Biden’s sharp comments coincided with White House national security adviser Jake Sullivan preparing to travel to Israel for talks with the Israeli war cabinet.
Netanyahu said in a statement on Tuesday that Israel had received “full backing” from the US for its ground offensive on Gaza and that Washington had blocked “international pressure to stop the war.”
“There is disagreement about ‘the day after Hamas’ and I hope that we will reach agreement here as well,” he added.
Washington has said it envisions an eventual return by the Palestinian Authority to Gaza, which Hamas seized from the West Bank-based body in 2007.
UNGA expected to call for ceasefire
The comments came before the UN General Assembly was expected to vote on a call for an immediate humanitarian ceasefire in Gaza, after the US vetoed a draft resolution in the Security Council last week.
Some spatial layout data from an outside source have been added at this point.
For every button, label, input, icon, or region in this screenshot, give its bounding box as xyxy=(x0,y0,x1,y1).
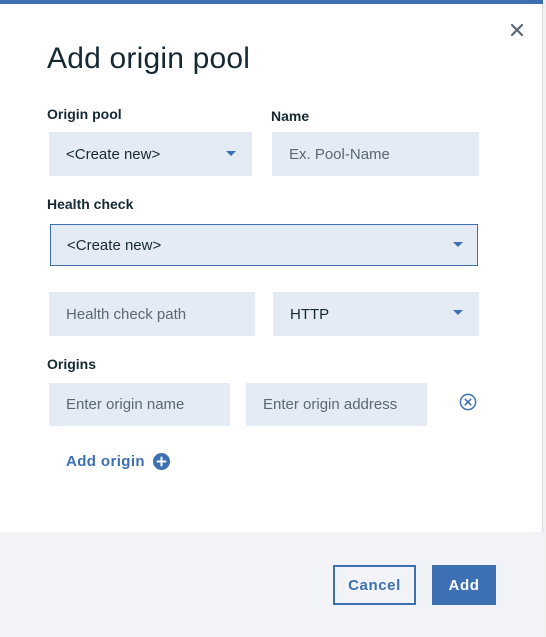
add-origin-button[interactable]: Add origin xyxy=(66,453,170,470)
name-placeholder: Ex. Pool-Name xyxy=(289,145,390,163)
close-icon[interactable] xyxy=(506,19,528,41)
name-input[interactable]: Ex. Pool-Name xyxy=(272,132,479,176)
chevron-down-icon xyxy=(453,310,463,315)
origins-label: Origins xyxy=(47,356,97,372)
origin-address-input[interactable]: Enter origin address xyxy=(246,383,427,426)
health-check-select[interactable]: <Create new> xyxy=(50,224,478,266)
origin-pool-value: <Create new> xyxy=(66,145,161,163)
protocol-value: HTTP xyxy=(290,305,330,323)
origin-pool-select[interactable]: <Create new> xyxy=(49,132,252,176)
add-origin-pool-modal: Add origin pool Origin pool <Create new>… xyxy=(0,0,543,637)
health-check-path-input[interactable]: Health check path xyxy=(49,292,255,336)
origin-name-input[interactable]: Enter origin name xyxy=(49,383,230,426)
modal-accent-stripe xyxy=(0,0,543,4)
name-label: Name xyxy=(271,108,310,124)
origin-name-placeholder: Enter origin name xyxy=(66,396,185,413)
modal-title: Add origin pool xyxy=(47,42,251,75)
health-check-path-placeholder: Health check path xyxy=(66,305,187,323)
health-check-value: <Create new> xyxy=(67,236,162,254)
close-circle-icon[interactable] xyxy=(459,393,477,411)
cancel-button[interactable]: Cancel xyxy=(333,565,416,605)
protocol-select[interactable]: HTTP xyxy=(273,292,479,336)
origin-address-placeholder: Enter origin address xyxy=(263,396,398,413)
origin-pool-label: Origin pool xyxy=(47,106,122,122)
add-button[interactable]: Add xyxy=(432,565,496,605)
add-origin-label: Add origin xyxy=(66,453,145,470)
chevron-down-icon xyxy=(226,151,236,156)
chevron-down-icon xyxy=(453,242,463,247)
health-check-label: Health check xyxy=(47,196,134,212)
add-circle-icon xyxy=(153,453,170,470)
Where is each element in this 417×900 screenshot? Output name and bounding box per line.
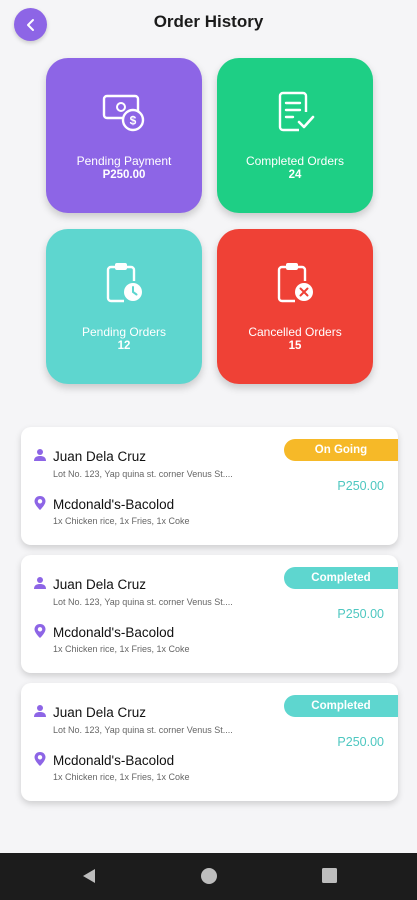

In October the General Assembly had called for “an immediate, durable and sustained humanitarian truce leading to a cessation of hostilities” in a resolution adopted with 121 votes in favour, 14 against – including the US – and 44 abstentions.
Some diplomats predict the resolution on Tuesday would garner greater support than the previous motion.
“The US is looking more and more isolated on the international arena and that is not a good place for the United Nations and President Biden to be,” Salman Shaikh, a policy adviser at The Shaikh Group told Al Jazeera.
Canada, Australia and New Zealand issued support for a ceasefire in Gaza in a joint statement on Tuesday.
In Gaza, Israeli shelling targeted both a hospital and an UNWRA school in northern Gaza. In Khan Younis, southern Gaza’s main city, residents said Israeli tank shelling was now focused on the city centre.
United Nations human rights chief Volker Turk described the situation in Gaza as “well beyond breakdown”, and another UN agency said that 18 percent of Gaza’s infrastructure had been destroyed since the war began.
“If you look at the humanitarian situation at the moment, it is so precarious … extremely precarious,” Turk said. “It’s on the verge of well beyond breakdown.”
The UN’s satellite analysis agency UNOSAT examined high-resolution satellite images to determine that nearly 40,000 buildings have been destroyed in the besieged enclave, with 80 percent of the damage in northern Gaza.